BVN used two types of bricks on the northern façade — Bowral Blue on the top and glazed brick on the lower levels, which are tied together by a white mortar cement band.

A perforated bronze anodised screen facing west provides protection from the glaring summer sun on the western façade. The screen, which was placed on a powdercoated steel structure and top hung, was specially designed for the western façade and customised and assembled by a contractor.

A total of 410 sqm of perforated bronzed anodised aluminum panels were used, with the entire screen consisting of 182 prefabricated panels. The panels were fabricated in an off-site factory and transported to the site ready to be attached to the frame.

The frame consists of a number of pre-cut hot dipped galvanised steel elements.

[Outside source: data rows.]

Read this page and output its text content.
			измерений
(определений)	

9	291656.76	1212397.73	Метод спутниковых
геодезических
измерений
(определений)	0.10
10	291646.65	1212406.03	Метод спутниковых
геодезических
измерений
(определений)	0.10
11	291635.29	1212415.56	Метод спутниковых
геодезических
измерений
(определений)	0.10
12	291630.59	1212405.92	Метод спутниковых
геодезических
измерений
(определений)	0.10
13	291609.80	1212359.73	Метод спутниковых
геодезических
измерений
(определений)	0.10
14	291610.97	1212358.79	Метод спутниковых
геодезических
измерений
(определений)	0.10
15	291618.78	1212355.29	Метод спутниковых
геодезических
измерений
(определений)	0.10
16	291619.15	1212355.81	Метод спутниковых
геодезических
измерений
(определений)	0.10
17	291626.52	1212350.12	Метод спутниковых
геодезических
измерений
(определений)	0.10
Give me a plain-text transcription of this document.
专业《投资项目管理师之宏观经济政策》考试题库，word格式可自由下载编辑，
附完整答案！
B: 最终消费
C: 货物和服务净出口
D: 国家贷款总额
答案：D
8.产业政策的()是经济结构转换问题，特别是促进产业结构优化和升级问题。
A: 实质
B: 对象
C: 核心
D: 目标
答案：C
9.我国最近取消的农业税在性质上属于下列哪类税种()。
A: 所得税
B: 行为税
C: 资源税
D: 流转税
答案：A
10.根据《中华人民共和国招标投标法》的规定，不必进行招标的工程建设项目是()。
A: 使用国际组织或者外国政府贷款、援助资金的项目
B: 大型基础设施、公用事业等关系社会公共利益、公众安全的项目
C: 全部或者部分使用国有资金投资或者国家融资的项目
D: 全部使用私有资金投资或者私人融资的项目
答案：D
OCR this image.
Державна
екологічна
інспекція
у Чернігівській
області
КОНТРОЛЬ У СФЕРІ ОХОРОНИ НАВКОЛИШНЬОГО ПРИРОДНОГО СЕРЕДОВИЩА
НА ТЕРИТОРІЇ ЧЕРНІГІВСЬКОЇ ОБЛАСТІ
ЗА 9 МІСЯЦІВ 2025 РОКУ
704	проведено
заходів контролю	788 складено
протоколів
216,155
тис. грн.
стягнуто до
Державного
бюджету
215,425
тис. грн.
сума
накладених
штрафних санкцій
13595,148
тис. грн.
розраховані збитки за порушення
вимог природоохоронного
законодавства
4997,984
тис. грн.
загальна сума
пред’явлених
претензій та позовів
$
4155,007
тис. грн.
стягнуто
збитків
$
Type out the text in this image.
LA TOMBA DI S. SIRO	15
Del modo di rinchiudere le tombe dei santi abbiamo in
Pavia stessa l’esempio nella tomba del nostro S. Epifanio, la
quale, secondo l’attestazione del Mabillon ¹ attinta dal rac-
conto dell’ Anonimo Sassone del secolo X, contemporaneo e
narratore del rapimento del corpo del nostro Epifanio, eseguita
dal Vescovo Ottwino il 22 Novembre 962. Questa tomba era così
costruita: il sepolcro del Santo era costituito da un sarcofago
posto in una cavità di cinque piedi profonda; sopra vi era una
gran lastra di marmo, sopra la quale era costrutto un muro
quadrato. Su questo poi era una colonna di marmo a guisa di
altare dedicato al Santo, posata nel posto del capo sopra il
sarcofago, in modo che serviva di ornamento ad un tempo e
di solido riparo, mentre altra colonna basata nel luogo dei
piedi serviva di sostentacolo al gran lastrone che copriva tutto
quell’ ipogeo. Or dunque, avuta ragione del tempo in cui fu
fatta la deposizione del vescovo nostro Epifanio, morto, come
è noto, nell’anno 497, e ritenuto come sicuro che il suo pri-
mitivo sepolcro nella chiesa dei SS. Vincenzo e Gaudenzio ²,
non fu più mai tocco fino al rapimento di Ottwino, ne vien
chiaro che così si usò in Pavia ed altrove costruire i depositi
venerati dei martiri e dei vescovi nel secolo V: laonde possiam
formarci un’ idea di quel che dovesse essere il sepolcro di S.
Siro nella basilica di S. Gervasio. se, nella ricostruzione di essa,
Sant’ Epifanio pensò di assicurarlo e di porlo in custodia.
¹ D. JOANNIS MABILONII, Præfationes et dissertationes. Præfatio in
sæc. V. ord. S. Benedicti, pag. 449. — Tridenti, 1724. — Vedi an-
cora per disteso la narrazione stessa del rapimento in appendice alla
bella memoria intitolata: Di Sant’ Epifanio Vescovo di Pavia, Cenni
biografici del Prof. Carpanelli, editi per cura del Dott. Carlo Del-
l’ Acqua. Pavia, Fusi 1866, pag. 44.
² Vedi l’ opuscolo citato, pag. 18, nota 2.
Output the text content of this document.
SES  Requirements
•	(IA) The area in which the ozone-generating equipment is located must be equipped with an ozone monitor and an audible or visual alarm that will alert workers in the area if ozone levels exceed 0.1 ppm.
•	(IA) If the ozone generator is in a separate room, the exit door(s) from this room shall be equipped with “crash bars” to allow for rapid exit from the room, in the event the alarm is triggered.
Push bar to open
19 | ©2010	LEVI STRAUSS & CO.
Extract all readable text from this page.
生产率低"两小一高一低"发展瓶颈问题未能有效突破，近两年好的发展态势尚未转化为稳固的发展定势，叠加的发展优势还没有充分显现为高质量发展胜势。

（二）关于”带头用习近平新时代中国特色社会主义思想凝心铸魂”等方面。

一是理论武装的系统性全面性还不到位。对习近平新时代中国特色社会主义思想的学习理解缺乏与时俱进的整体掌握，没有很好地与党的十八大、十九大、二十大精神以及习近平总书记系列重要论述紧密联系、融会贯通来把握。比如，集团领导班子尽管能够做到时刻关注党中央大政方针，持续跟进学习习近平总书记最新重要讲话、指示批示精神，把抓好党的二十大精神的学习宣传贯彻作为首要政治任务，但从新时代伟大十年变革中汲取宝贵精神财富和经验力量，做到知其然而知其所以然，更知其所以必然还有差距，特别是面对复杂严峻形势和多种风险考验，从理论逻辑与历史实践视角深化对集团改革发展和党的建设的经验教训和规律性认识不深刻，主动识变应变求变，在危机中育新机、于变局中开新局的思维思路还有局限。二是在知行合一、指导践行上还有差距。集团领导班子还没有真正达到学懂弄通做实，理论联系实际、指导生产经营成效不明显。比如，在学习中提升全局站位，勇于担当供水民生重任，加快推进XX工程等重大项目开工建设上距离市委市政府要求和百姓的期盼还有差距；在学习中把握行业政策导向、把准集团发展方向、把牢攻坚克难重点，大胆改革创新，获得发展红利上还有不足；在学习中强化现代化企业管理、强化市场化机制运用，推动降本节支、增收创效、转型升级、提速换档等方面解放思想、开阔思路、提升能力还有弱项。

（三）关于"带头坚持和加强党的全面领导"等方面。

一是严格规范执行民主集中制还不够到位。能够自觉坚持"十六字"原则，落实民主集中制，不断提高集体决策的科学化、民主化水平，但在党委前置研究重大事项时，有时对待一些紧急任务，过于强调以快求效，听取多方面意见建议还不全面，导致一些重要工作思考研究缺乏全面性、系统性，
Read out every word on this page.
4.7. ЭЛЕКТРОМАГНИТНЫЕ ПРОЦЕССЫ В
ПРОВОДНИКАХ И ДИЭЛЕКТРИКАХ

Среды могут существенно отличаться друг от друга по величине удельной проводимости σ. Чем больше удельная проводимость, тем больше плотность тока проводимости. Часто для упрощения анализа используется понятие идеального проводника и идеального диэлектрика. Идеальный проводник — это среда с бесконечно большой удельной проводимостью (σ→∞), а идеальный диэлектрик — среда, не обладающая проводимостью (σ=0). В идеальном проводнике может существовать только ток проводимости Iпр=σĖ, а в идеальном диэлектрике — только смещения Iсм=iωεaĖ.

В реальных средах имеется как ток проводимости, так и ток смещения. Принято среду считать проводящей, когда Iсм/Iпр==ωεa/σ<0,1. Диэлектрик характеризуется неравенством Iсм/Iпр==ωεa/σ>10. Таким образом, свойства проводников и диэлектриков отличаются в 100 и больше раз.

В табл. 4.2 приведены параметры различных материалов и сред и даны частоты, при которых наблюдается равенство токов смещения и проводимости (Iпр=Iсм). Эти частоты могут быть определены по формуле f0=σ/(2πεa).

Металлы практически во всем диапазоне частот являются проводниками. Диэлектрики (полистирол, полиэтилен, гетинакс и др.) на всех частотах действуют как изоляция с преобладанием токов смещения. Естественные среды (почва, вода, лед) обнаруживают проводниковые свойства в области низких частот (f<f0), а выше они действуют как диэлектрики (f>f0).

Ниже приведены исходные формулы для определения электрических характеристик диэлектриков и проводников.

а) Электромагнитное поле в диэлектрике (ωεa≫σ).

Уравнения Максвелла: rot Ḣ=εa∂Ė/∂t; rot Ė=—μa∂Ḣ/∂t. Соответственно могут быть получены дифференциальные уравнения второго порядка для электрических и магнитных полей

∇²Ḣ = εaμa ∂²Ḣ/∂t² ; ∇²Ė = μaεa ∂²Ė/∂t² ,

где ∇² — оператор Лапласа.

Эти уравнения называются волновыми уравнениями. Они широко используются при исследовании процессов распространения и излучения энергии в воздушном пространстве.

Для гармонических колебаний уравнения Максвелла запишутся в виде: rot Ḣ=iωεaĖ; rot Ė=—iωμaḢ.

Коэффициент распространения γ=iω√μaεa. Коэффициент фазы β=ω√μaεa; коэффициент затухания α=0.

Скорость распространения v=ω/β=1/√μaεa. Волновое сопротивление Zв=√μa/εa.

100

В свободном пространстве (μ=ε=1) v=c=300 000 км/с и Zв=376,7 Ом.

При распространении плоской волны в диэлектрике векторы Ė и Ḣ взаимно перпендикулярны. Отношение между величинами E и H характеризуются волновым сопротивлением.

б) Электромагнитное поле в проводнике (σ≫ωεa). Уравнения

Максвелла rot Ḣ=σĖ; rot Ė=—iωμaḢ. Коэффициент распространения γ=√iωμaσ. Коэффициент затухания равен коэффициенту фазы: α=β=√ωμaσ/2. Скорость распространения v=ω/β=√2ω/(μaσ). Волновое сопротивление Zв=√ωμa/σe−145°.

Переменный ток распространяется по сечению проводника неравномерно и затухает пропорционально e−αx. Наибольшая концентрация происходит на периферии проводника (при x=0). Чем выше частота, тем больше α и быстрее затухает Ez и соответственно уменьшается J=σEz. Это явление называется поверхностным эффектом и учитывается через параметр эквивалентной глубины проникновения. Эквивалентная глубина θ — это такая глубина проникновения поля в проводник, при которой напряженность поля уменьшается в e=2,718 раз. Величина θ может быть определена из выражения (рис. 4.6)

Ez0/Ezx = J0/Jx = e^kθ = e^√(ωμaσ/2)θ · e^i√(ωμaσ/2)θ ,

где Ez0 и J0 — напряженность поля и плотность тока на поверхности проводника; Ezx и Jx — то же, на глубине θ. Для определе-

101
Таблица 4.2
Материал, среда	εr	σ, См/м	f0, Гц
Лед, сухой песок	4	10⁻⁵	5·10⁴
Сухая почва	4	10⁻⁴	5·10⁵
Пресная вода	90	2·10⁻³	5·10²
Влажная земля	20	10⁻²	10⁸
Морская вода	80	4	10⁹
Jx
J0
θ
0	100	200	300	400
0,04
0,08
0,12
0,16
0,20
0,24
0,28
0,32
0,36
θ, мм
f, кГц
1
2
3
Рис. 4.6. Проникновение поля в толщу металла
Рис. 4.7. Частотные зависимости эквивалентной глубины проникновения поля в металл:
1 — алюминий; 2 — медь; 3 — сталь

The first step in the installation process included fixing the first steel structures to the concrete edge at the top of the building and adding modules until the framing reached the ground.

Once the frame was hung and complete, the pre-cut panels were attached to the frame to complete the final stage of the screen assembly.

By orienting the O’Brien building back on the site of the deLacy building, BVN gave the heritage building prominence on the site, instead of overpowering the urban space.

Internally, an open atrium creates a stairwell from level three up to level seven to bring daylight down from the upper level clerestory.

The first two floors are below ground and have a high level of security. The O’Brien management team took a strategic decision to locate the main boardroom and meeting rooms in the middle of the facility, which is visible to staff through glass walls overlooking the stair void. Kitchens and lounges are also located around the atrium on higher levels.

Patient facilities include a sunny common room with a large café/kitchen opening onto a court yard. Patients and staff access harbour views in a two-storey glazed box on the Burton Street side of the building, which also includes meeting rooms and offices.

BVN planned the patient wards and consulting rooms around parallel corridors which are easily accessible from the central stair, and lift lobbies are finished with warm colours and materials to create an inviting environment.

The building is part of the urban consolidation of St Vincent’s services into the hospital campus from three different sites for drug and alcohol, community health and mental health services.

The O’Brien building façade is part of BVN’s ongoing exploration of façade designs which began with Nokia in Pyrmont, which also used a metal screen alongside a brick façade.

The architecture firm also used screens in NAB at Docklands and Nortel at Macquarie University. The new Kinghorn Cancer Centre is also undergoing construction across the road from the O’Brien building and will include an urban screen.